I love Florence + The Machine, and listening to their most recent album, Dance Fever, created during the pandemic period, has been especially cathartic for me this year. Last Saturday, I went to see them play live at the Hollywood Bowl in Los Angeles.
It’s an extraordinary venue, no matter who’s playing, and so I was already happy to be there, both to enjoy the beauty of the music and the beauty of the place. But then, incredibly, the concert experience itself transcended both of these beauties through a series of carefully choreographed interactions between artist and audience, leader and followers.
The feeling comes so fast and I cannot control it
I’m on fire, but I’m trying not to show it
I am a choreographer by training, but I’m also a fan, and I’m delighted to report that the magic worked on me even as I was observing its structure. All leaders choreograph, in a sense, whether they are musical artists or regional field managers. They coordinate space, time, and energy into performances, dinner parties, meetings, projects, or whole organizations. Followers live and work within them, although they do so in ways of their own choosing. That night under the stars, surrounded by strangers wearing flower crowns, I found profound lessons in leadership and followership for any circumstance.
Florence is a masterful concert choreographer because she’s not only directing members of her band and staff, but the audience as well. The audience, in fact, is not a passive but rather an active participant in the performance. Florence gives direct instruction to us for nearly every song. We clap her iconic rhythms, dance on cue, crouch low, jump up and down in our narrow seat rows, hug each other, put our phones away, and take them out again to wave around as digital lights.
Is this how it is? Is this how it’s always been?

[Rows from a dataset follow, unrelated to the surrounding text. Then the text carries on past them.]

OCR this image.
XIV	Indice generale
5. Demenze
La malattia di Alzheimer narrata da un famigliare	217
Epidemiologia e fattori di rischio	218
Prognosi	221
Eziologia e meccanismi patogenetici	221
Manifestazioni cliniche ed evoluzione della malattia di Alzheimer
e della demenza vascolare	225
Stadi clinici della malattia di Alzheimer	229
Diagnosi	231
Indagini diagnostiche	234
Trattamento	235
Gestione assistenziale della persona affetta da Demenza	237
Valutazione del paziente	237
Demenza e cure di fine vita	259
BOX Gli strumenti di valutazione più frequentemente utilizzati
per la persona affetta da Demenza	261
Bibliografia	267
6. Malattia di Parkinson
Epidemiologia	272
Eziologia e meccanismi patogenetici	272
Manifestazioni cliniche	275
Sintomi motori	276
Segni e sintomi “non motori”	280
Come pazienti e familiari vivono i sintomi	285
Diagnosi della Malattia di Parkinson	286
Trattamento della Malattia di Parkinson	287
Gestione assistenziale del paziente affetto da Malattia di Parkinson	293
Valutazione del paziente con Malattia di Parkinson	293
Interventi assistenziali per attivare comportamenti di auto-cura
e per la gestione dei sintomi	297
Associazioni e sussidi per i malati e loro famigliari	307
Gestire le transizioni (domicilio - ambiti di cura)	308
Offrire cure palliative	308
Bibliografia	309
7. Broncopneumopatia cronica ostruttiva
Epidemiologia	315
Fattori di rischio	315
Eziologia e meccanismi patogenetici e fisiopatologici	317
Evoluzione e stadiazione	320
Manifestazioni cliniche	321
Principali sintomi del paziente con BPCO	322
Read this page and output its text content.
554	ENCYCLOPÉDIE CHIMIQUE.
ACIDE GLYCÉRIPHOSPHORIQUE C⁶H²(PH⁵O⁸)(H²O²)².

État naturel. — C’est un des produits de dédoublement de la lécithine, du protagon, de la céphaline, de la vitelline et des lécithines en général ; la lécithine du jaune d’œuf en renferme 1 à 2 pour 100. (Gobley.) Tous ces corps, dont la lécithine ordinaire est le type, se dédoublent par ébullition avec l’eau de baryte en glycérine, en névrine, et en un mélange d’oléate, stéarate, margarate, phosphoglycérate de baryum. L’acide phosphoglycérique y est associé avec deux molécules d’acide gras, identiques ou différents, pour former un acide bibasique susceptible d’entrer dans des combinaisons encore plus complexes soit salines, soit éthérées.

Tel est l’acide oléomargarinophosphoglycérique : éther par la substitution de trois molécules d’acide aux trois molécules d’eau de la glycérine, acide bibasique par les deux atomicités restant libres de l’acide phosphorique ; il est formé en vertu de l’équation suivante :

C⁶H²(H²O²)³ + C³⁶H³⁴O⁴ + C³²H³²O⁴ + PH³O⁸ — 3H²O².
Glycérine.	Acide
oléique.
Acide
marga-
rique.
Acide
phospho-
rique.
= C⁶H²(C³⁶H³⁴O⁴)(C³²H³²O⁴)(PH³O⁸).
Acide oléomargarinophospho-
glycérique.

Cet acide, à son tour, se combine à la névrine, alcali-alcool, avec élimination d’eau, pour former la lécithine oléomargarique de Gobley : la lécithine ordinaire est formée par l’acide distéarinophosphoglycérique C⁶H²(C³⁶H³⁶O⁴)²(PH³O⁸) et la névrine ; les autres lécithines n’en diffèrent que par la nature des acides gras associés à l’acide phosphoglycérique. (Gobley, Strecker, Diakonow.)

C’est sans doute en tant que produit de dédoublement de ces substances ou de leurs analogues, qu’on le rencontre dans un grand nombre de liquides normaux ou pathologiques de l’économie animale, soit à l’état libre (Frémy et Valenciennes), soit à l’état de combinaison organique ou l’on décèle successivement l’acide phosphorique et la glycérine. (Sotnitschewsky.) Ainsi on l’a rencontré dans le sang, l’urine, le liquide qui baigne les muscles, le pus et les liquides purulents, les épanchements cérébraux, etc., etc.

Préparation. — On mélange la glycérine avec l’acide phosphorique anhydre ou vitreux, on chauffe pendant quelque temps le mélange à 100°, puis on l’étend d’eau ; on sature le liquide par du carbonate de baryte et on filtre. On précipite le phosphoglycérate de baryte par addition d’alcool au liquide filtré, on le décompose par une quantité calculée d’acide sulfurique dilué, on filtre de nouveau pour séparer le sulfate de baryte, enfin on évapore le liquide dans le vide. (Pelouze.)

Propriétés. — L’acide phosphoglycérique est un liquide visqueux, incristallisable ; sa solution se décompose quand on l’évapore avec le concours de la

To exist in the face of suffering and death
And somehow still keep singing?
I lose all sense of time in this ongoing flow. The instructions are simple and specific, timed with precision at certain moments. She doesn’t squander our attention and energy but rather calls on it sparingly with purpose and precision. In between, we sway, eat popcorn, and hold hands while receiving the gift of her song. If you’re me, you cry during the sad songs.
Perhaps because our followership role is so clear, and because the instructions are matched with such obvious generosity of intent on the part of the leader, thousands of us participate with joy and enthusiasm. I’m generally rather reserved and self-conscious, even in crowds, yet at this show I easily surrender to the collective followership role she creates for us all.
But I hear the music, I feel the beat
And for a moment, when I’m dancing, I am free
At one moment Florence pauses the concert and says to the audience, “I really want to perform for you in the way that I want to and I’m being told that I can’t so I’m just going to find out why.” This radical act of transparency both expresses respect to the relevant security authorities and also states her clear intention to us, her followers, along with context and an up-to-the-minute status report. The lights go out. There’s a light drizzle. We eat some more popcorn. A moment later, she returns, thanks us for our patience and gives the answer: the weather.
Despite the rain, though, she does run out into the audience about 15 minutes later in a dazzling act of rebellion that communicates a deeply emotional message: “You are more important to me than this rule, and I’m willing to use my authority to take on a little extra risk to make sure we have a magical experience here, which is our ultimate shared goal.” A security guard in black chases after her, presumably to prevent injury should she slip on the concrete platform. She’s glorious; the crowd is ecstatic.
But there is nothing else that I know how to do
But to open up my arms and give it all to you
Clearly there is a foundational, pre-existing relationship framing this night, because many in the audience have been to a Florence + The Machine concert before. Watching it unfold for the first time, I intuit a bit about how that relationship has grown over time. Aside from the music itself and our appreciation for it, the way Florence leads from the stage also inspires an engaged and passionate kind of followership in the audience, one that is perhaps self-selected. I suspect if you asked Florence, she would also acknowledge that her audience has–at least in part–influenced the crafting of her crowd choreography and enabled her to become the powerful artist that she is.